La note veut sa place, Walter cherche comment la satisfaire. Il frotte le pinceau sur le rouge le plus vif et le laisse tomber, sec, dans un nuage d’ocre. Ce sera l’imprévu, l’accent qui donne vie à la feuille. Et la petite note, enfin satisfaite, s’est diluée dans l’air. Puis, le crayon a noté quelques phrases au milieu du nuage d’ocre sous la petite tache. 
            Minuit sonne ses coups au cadran de l’église, Walter sort du Conservatoire. Il continue vers le Sablon, vous le voyez descendre avec son chapeau, sa canne, sa boîte de peinture et sa farde sous le bras. Près du cercle des statues, un groupe hésite sur le chemin à prendre dans cette ville que la soirée dilue. Walter s’approche. Il a reconnu la violoniste jaune de Naples, maintenant jeune fille, jeans, T-shirt et baskets. Il ouvre sa farde à même le trottoir, il lui tend la peinture. Elle la glisse dans la caisse de son violon. 
            La lumière s’est allumée dans l’atelier de la rue Bodenbroek, Walter étend sur le sol la moisson du jour. La musique n’a pas fui, elle est là – tous ses instants tendus sur les pages. 
            À la terrasse d’un café, dans l’anse de la place, la violoniste songe à cette note ratée dans le trait final. Elle ne voit plus qu’elle, cette note l’obsède, elle oublie toutes les autres notes jouées ce soir. Elle tire, nerveuse, sur une cigarette. Ce trait devait être son sésame, celui qui ferait se lever d’un bond le public, le jury, et même le Roi, la Reine, les Princesses et le Prince ! Quelques poussières de cendre brûlante s’éparpillent dans le vent et s’éteignent. Autour d’elle, ses amis parlent du programme des demi-finales. Elle ouvre la caisse de son violon, regarde le dessin que lui a donné tout à l’heure cet homme étrange, demande au garçon, qui vient pour les commandes, de lui traduire ce qu’il y est écrit.

François Xavier Lavenne , le 21 mai 2019





Né à Saint-Idesbald en 1938, Walter Vilain y a rencontré Paul Delvaux durant son enfance avant de devenir son élève à La Cambre. Il a peint avec lui la « Carte littéraire de la Belgique », qui se trouve à la Bibliothèque royale. Il a continué sa formation auprès d’Octave Landuyt à Gand, de Johnny Friedlander à Paris et de Marino Marini à Milan.
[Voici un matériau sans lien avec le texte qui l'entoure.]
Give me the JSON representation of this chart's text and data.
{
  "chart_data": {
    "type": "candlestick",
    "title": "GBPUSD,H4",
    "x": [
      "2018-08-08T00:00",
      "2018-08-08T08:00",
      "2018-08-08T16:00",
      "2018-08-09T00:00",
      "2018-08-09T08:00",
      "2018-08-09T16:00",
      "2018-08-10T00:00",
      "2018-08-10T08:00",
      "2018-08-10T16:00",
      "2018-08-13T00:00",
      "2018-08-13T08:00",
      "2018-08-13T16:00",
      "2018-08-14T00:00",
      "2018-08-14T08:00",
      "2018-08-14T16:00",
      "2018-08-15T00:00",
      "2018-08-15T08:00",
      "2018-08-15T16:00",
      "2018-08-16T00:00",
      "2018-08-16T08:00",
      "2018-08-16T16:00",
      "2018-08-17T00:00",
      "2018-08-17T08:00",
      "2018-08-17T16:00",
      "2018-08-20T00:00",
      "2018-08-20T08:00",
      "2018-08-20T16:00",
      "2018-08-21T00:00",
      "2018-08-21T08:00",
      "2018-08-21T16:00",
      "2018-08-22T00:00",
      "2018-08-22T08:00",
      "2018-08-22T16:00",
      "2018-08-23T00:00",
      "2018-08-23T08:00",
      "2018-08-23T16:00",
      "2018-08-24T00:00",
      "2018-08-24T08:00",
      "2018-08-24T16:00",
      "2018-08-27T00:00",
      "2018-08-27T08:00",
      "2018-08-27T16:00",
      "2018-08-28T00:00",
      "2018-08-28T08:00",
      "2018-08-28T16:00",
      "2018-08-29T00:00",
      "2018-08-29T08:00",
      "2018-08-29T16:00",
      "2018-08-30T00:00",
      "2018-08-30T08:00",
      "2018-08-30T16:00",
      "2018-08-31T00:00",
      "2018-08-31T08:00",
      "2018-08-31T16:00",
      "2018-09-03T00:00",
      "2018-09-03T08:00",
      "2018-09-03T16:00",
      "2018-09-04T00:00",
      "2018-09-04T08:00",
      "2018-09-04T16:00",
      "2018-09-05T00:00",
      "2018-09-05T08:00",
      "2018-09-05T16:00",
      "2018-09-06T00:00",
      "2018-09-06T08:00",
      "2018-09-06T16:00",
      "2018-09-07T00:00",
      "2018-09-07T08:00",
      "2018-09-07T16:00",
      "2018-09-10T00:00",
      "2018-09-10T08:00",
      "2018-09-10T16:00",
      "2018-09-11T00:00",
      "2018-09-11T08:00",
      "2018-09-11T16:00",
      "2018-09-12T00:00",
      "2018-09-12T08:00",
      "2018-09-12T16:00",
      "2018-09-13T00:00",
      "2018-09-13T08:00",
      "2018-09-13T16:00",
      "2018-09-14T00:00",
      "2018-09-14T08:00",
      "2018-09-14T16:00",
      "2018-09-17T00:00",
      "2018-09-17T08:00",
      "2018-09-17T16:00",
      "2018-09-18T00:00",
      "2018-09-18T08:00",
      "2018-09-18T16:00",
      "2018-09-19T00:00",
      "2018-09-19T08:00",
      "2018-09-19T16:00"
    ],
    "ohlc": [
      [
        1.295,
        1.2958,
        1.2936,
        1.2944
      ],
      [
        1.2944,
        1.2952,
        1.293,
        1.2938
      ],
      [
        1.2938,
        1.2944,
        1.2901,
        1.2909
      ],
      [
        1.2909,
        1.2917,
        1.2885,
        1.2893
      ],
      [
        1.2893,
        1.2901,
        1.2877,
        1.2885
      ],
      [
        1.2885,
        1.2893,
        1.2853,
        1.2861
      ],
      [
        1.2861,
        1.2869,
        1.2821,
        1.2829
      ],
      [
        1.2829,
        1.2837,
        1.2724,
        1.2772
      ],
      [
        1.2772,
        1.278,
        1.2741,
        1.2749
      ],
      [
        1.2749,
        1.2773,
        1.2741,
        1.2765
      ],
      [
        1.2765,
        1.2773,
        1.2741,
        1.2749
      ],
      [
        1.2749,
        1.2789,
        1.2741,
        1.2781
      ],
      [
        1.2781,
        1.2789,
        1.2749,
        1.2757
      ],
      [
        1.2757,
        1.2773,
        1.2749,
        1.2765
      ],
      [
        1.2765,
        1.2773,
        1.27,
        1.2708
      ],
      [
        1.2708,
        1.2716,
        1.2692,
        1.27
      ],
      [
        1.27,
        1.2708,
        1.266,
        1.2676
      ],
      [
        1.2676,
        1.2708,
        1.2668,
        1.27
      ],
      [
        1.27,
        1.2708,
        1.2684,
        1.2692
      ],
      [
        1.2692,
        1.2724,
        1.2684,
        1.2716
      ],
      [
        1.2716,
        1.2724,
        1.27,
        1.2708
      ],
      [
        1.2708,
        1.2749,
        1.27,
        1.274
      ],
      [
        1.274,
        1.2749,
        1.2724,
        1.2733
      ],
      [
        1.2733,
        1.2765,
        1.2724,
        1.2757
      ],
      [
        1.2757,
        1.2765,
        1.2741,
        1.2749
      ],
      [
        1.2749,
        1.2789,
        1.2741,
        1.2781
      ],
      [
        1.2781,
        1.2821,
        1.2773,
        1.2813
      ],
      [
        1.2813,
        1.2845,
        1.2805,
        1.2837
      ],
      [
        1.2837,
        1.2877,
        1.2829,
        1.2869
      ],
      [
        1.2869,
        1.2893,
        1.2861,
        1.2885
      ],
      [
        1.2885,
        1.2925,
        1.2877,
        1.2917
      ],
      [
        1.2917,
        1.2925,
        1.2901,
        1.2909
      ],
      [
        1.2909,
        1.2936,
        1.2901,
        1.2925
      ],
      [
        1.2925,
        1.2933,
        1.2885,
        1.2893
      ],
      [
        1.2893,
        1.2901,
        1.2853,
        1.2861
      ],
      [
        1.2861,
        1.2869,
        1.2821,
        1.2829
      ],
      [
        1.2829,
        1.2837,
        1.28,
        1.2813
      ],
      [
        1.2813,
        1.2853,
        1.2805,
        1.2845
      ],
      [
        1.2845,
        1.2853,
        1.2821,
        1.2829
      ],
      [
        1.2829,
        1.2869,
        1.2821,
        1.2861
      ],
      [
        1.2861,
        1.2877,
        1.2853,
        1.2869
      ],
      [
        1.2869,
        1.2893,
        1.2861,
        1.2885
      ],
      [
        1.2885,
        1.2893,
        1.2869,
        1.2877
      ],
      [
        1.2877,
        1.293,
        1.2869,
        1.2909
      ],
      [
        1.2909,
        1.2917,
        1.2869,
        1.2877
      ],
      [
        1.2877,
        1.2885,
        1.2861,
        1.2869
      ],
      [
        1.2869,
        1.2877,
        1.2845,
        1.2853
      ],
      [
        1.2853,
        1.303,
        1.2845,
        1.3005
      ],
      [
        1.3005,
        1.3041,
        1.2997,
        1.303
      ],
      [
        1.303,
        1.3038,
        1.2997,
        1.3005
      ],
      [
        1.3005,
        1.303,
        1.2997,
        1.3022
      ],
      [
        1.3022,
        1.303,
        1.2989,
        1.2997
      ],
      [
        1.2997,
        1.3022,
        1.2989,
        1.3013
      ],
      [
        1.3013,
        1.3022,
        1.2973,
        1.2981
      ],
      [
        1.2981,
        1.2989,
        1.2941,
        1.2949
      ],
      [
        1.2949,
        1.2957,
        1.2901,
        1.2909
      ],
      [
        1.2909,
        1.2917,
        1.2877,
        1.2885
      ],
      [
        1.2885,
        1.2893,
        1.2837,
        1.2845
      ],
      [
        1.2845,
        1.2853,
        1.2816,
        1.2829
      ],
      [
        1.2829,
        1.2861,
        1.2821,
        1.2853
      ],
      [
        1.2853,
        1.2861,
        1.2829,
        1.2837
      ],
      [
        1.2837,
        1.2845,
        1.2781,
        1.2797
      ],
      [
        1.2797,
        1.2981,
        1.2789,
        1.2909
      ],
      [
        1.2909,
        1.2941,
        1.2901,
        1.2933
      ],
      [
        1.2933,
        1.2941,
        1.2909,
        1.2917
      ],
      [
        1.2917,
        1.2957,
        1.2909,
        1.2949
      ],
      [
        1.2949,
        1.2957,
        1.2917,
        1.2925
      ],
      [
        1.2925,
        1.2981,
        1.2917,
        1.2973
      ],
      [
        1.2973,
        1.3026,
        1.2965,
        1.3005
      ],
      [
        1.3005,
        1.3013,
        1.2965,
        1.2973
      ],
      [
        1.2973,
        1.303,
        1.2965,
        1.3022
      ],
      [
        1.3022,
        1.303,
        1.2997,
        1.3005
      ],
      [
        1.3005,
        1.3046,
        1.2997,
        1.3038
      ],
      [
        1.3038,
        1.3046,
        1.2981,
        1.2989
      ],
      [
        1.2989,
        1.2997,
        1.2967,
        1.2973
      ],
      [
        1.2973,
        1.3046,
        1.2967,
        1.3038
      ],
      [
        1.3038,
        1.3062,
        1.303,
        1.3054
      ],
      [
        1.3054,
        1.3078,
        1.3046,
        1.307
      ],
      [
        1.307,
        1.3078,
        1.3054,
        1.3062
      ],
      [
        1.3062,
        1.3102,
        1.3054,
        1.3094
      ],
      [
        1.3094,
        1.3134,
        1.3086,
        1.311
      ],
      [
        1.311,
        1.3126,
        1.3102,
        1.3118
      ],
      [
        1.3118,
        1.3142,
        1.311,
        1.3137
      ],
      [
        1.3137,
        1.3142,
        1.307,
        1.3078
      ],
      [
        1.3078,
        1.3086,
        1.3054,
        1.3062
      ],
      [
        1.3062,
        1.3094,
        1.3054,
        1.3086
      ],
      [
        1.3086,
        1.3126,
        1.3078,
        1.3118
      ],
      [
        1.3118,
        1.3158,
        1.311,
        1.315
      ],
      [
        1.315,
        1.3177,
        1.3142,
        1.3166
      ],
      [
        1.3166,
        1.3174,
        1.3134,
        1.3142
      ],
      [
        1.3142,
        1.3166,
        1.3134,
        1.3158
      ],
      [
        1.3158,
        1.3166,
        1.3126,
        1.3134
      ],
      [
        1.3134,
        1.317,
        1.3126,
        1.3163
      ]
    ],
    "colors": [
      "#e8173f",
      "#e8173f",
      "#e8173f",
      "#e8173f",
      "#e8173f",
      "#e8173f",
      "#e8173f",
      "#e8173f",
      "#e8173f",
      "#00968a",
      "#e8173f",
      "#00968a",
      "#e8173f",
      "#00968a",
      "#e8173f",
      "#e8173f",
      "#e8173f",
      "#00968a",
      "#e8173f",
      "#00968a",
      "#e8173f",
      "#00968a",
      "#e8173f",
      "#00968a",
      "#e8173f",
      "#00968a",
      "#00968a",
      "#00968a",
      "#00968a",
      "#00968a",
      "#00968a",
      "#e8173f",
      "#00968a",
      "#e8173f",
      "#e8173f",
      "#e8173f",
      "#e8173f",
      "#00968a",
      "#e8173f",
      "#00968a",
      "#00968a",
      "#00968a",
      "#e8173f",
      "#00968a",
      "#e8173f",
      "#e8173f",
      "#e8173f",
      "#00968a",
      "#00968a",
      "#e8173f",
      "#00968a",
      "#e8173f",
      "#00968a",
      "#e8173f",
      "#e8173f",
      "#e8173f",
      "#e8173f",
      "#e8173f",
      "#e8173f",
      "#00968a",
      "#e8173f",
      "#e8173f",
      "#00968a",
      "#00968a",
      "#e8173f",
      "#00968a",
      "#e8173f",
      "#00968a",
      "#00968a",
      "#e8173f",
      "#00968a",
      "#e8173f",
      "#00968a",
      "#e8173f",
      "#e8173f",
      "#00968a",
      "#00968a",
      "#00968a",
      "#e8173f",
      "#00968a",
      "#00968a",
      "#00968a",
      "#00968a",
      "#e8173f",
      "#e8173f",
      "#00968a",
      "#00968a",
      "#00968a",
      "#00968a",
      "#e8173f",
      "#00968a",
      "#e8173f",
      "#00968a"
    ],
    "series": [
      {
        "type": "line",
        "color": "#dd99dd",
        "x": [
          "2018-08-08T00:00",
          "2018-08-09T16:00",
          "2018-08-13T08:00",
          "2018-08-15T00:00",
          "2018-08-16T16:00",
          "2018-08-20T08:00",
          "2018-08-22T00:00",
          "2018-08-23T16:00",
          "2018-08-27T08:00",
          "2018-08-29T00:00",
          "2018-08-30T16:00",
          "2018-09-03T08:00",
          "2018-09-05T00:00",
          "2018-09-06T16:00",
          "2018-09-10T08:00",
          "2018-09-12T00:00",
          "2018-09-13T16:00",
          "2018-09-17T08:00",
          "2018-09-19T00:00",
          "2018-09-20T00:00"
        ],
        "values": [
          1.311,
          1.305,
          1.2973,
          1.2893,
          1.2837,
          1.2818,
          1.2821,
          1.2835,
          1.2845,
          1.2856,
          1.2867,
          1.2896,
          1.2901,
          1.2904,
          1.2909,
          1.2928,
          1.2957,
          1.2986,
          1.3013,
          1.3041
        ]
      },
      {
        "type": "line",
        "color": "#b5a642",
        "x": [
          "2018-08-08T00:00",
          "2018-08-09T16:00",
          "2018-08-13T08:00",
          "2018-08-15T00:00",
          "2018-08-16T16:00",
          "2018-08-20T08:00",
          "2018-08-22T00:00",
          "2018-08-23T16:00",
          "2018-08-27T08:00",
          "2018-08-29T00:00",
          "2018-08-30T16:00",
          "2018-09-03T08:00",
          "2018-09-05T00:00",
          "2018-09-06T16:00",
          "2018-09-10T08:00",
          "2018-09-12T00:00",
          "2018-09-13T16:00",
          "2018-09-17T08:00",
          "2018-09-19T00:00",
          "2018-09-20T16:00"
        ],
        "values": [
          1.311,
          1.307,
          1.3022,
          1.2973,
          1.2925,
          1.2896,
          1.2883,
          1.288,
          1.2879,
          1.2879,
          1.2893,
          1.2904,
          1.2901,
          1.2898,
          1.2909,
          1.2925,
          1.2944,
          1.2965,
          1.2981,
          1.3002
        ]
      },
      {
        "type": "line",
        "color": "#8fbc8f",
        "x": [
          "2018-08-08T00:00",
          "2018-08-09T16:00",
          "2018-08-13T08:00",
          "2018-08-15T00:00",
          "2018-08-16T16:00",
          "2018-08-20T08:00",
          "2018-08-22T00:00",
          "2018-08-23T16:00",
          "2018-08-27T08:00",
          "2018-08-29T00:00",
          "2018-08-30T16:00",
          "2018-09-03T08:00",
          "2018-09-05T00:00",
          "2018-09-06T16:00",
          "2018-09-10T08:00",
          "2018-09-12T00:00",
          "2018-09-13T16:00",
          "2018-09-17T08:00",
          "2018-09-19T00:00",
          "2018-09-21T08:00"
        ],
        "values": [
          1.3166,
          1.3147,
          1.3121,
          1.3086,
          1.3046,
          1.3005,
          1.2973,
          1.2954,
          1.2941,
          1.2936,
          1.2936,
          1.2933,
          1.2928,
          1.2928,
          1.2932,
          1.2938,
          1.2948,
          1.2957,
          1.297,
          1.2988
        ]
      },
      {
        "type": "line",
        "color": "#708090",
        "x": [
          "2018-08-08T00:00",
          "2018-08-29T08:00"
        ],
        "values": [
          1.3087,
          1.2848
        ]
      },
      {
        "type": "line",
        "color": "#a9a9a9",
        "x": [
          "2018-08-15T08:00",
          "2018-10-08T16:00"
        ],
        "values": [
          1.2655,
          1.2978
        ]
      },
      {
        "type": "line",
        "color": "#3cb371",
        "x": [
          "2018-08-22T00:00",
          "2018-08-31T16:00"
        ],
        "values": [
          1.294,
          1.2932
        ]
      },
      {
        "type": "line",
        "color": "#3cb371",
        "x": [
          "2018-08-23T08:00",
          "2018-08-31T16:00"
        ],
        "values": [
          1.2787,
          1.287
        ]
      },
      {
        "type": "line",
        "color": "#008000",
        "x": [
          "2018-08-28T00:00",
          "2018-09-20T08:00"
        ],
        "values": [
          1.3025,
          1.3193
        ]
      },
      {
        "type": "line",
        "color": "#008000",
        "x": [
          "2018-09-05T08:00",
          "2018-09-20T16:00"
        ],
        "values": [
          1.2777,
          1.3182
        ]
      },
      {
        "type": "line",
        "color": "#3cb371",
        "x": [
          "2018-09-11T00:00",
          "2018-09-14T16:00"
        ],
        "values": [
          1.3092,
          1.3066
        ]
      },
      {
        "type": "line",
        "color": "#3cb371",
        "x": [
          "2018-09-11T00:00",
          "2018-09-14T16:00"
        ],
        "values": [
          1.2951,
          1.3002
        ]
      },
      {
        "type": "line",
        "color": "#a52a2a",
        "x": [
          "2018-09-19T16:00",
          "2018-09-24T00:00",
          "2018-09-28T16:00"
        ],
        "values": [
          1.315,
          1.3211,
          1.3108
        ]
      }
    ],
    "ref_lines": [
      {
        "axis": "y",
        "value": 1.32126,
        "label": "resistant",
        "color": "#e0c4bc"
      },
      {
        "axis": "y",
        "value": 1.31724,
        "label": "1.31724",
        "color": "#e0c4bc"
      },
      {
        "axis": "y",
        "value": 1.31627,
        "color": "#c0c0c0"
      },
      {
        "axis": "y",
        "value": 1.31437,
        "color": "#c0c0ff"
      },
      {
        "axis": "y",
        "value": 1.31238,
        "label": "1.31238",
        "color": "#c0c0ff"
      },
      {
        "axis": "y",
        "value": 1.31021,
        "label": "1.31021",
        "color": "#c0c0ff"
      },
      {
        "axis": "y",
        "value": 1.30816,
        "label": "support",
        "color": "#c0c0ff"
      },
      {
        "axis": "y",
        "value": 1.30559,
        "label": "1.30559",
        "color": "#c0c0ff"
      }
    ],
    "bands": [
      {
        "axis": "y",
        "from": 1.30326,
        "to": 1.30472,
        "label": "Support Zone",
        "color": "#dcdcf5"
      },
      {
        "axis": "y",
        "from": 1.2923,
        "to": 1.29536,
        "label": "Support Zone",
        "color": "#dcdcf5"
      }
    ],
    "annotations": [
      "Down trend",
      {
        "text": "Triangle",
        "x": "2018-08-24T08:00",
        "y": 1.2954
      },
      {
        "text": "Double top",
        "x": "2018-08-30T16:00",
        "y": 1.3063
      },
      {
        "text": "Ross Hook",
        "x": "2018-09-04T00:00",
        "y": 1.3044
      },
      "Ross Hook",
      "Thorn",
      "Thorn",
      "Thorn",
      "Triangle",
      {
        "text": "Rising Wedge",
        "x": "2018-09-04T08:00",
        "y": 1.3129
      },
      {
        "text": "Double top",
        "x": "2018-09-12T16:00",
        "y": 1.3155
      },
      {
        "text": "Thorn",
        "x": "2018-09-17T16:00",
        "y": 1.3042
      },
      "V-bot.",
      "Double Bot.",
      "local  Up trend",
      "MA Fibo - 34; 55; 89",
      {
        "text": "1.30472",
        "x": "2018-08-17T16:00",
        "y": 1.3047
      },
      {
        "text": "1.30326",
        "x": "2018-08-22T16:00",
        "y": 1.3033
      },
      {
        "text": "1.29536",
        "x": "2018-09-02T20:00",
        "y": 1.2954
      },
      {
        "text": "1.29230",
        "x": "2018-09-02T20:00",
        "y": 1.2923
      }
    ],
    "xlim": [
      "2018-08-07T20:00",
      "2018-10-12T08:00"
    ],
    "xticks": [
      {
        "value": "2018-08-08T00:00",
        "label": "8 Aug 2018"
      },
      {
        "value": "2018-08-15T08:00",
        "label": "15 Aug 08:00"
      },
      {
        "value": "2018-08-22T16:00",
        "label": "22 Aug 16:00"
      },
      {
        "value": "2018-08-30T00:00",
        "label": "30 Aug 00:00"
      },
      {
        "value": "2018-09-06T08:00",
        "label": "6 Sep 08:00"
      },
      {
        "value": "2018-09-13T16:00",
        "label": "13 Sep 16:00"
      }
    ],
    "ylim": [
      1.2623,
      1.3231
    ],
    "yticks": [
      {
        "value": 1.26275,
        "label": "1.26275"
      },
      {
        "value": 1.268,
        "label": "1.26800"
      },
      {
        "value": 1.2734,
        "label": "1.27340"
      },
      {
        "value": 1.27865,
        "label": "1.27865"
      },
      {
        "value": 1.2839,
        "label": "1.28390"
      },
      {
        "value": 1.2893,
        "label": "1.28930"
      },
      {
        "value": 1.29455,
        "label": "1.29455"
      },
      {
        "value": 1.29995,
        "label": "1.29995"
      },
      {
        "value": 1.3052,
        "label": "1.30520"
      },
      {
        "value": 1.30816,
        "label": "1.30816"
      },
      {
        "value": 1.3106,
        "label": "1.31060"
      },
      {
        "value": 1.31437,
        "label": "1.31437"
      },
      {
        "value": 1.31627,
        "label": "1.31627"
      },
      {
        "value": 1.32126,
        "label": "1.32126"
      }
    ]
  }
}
L’une de ses premières œuvres monumentales, une fresque, a été réalisée pour l’Exposition 58. Dans les années 60, il fut l’un des animateurs du groupe Helikon à Hasselt,  où il réalisa une sculpture monumentale « Narcisse ». Il a reçu le Prix de la jeune peinture et a été Président du Conseil national belge des arts plastiques. La pédagogie a toujours occupé une grande place dans sa vie, ce qui l’a poussé à fonder et à diriger l’Académie du Westhoek à Koksijde, ville dont il devint l’ambassadeur culturel. Il fut aussi professeur de dessin et de peinture à l’Académie royale des Beaux-Arts d’Anvers avant d’en devenir le directeur dans les années 90. Durant les années 2000, il a donné des cours à la Scuola Internazionale di Graphica à Venise. Il est décédé le 7 janvier 2019 à Bruxelles.


Sculpteur, peintre, compositeur et poète, il laisse une œuvre d’une grande variété : abstraction lyrique, marines, aquarelles des dunes, collages, installations, performances…
Dans ses « Giornatas », il crée des murs du Temps, dans lesquels se croisent les fantômes de Van der Weyden et des fresques du trecento italien… Il a composé des œuvres pour orchestre ainsi que des pièces pour piano et soprano, dont une suite en hommage à Delvaux intitulée « Delvauxiana ». Il cherchait la transposition musicale de la peinture et la transposition de la musique en peinture.